St Thomas Becket once threatened to shut down public Masses in England. When the plague swept through 16th-century Milan, St Charles Borromeo replaced church services with street Masses which people could watch from their windows. And this year theologians have honestly disagreed over the drastic measures taken by church leaders.
But it’s one thing for bishops to take these decisions. When the bishops don’t want to prohibit public liturgy, and the government does it anyway, a dangerous line has been crossed.
The bishops have made it clear that – unlike last time – they don’t see any justification for the ban on public worship in England; and it’s the bishops who are ordained to run the Church, not Boris Johnson. So what has happened this week is the secular power claiming the right to regulate the life of the Church: a disturbing reality however you try to dress it up.
In effect, the bishops are accusing the government of being high-handed and unaccountable; and they are not alone. From the largely pro-lockdown left, there are allegations that the government’s awarding of contracts has contradicted its own anti-corruption policies. From the more anti-lockdown right, there are fears that essential civil liberties are under threat. The common theme is that the state is acting without transparency, without dialogue, without any of the checks and balances which keep a government democratic.
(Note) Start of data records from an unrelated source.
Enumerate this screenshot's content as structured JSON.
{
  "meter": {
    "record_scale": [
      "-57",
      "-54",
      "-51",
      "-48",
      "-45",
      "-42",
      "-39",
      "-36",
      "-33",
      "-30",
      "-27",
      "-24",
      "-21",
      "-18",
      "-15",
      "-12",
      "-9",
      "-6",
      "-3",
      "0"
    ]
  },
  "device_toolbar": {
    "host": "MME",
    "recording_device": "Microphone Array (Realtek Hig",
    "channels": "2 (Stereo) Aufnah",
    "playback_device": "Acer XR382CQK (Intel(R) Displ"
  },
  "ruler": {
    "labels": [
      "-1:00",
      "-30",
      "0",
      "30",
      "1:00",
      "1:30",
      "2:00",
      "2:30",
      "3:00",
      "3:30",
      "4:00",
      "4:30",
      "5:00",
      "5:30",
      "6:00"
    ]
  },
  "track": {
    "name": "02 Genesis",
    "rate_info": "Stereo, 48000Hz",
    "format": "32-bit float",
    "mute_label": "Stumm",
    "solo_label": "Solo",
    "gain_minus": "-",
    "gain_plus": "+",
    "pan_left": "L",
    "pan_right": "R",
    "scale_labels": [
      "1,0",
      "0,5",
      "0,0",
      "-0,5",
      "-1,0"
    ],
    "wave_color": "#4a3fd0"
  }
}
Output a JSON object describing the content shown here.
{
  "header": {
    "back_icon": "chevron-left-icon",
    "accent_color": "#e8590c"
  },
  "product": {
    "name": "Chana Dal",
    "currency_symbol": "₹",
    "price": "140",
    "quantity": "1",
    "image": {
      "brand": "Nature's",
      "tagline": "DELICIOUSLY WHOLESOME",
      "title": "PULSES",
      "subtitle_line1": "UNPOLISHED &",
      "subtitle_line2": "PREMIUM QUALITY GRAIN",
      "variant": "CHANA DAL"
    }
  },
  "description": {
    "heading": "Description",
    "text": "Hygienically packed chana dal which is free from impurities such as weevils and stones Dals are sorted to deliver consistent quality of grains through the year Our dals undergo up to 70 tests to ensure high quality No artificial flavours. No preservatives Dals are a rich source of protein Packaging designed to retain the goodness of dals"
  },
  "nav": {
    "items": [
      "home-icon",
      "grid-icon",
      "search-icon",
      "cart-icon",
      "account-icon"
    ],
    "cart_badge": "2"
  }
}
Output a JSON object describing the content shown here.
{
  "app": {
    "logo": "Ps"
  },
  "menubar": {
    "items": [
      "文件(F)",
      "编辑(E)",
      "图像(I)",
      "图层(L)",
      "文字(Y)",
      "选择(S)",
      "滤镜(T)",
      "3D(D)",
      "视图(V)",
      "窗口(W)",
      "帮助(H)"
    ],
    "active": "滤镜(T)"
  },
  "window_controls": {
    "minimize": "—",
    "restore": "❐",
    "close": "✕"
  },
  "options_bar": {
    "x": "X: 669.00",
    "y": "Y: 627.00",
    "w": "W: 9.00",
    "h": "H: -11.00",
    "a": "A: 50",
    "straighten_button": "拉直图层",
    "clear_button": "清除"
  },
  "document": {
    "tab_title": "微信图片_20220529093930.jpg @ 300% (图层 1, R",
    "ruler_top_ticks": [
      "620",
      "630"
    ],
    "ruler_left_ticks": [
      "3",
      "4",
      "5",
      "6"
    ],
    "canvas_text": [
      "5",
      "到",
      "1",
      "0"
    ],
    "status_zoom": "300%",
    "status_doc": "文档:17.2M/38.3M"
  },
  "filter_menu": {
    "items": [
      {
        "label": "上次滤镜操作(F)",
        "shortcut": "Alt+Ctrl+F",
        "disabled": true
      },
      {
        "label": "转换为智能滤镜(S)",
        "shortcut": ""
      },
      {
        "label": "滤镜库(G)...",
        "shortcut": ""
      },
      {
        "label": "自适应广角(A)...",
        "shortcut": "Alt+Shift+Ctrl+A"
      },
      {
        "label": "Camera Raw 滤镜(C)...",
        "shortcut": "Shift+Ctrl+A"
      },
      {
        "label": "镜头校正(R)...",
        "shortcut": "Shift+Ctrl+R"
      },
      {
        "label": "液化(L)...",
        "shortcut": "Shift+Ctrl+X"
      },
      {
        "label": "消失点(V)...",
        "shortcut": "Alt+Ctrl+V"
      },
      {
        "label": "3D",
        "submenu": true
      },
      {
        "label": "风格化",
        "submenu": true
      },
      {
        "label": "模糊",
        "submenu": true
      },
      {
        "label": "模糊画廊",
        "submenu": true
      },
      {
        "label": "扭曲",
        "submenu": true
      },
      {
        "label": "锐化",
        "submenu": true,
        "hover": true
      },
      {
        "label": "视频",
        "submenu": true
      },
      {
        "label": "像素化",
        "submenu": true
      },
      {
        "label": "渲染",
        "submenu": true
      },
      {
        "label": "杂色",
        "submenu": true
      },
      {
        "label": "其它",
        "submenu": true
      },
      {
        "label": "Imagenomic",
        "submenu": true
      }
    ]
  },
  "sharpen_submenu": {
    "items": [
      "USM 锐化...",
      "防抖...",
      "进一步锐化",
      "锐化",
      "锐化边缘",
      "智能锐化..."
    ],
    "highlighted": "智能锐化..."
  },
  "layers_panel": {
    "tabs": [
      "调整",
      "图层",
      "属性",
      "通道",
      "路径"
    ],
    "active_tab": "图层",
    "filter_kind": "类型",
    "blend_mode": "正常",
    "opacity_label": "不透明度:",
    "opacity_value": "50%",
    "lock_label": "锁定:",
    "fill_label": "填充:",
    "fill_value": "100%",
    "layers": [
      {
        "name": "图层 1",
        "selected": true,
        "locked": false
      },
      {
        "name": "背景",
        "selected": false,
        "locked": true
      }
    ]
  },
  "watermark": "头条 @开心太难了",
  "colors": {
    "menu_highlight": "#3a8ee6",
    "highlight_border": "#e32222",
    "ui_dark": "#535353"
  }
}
Does it sound alarmist to say that “making it illegal to conduct an act of worship for the best of intentions sets a precedent that could be misused for a government in the future with the worst of intentions”? That’s not someone sounding off on Twitter, but the former prime minister Theresa May speaking in the House of Commons.
Does it sound excessive to say that we have been “terrorized into surrendering basic freedoms”, that we are witnessing “the most determined attempt by any modern government to rule by decree”, and that we are becoming a “nominal democracy” which is a fig leaf for “an authoritarian reality”? Those phrases do not come from a conspiracy theorist, but from the former Supreme Court judge Jonathan Sumption.
The modern state has extraordinary powers to control and survey the public; there is a constant temptation to use those powers irresponsibly. And when a country takes an authoritarian turn, it is often the Church which suffers most of all.